Tu sei qui: MondoEuropa sotto tutela: riflessioni amare dopo le parole del Ministro russo Lavrov
Inserito da (Admin), lunedì 21 aprile 2025 14:53:30
di Massimiliano D'Uva
Le dichiarazioni del Ministro degli Esteri russo Sergey Lavrov, rilanciate dalla pagina ufficiale dell'Ambasciata della Federazione Russa in Italia, non possono essere archiviate come semplice propaganda. Al contrario, meritano una riflessione profonda, soprattutto da parte di chi in Europa ci vive, ci lavora e ci cresce i figli. Lavrov accusa l’Unione Europea di aver imboccato una pericolosa deriva autoritaria e ideologica, arrivando persino a evocare un ritorno del nazismo sotto mentite spoglie, guidato - dice – dai "führer e commissari" della burocrazia di Bruxelles.

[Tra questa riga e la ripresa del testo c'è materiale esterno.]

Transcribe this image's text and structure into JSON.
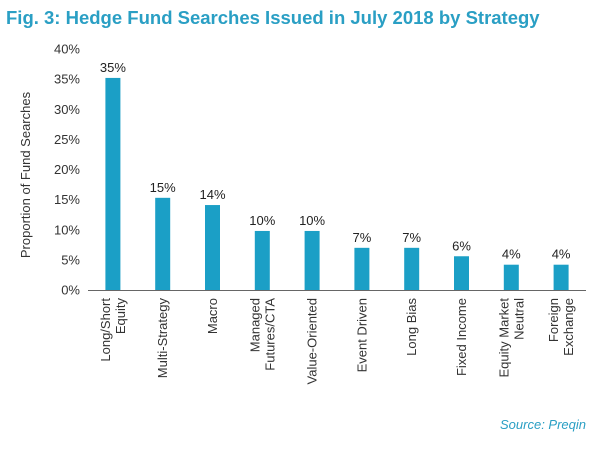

Parole pesanti, certo. Ma è altrettanto pesante il silenzio e la sottomissione dei governi europei di fronte a scelte sempre più imposte da tecnocrati non eletti, scollegati dalla volontà popolare e sempre più inclini a spingere verso lo scontro piuttosto che verso il dialogo. L'impressione, a tratti inquietante, è che si voglia scientemente provocare una reazione russa. Che qualcuno, nell'ombra dei palazzi di vetro, stia lavorando non per evitare la guerra, ma per renderla inevitabile. Per poi puntare il dito e dire: "È colpa loro".
Chiunque osi esprimere dubbi su questa folle direzione viene oggi tacciato di disfattismo, quando non direttamente di collaborazionismo con il nemico. Ma io non ci sto. Non posso accettare che ai miei figli venga consegnato un mondo in cui il pensiero unico si impone con la forza, dove la guerra viene normalizzata, dove la paura e il sospetto diventano strumenti di governo.
Il Covid è stato solo l'inizio. La gestione emergenziale, l'imposizione di regole dall'alto, la criminalizzazione del dissenso: tutto questo ha fatto da apripista a un modo nuovo – e pericoloso – di intendere la democrazia. Oggi chi ci "amministra" non ci governa. Perché governare presuppone visione, responsabilità, confronto. Amministrare, invece, è un verbo freddo, impersonale, burocratico. E chi ci amministra oggi sembra avere un solo obiettivo: riportarci indietro di cento anni, in un mondo instabile, pauroso, militarizzato, dove l'insicurezza è la nuova normalità, funzionale a giustificare la propria stessa esistenza.
Non sono un ingenuo: so che Lavrov parla anche per interesse. Ma so anche che ignorare certe denunce – o peggio, censurarle – significa rinunciare alla possibilità di capire dove stiamo andando. E io, sinceramente, non voglio restare in silenzio.
Perché a un certo punto bisogna scegliere: diventare complici o provare almeno a dire la verità.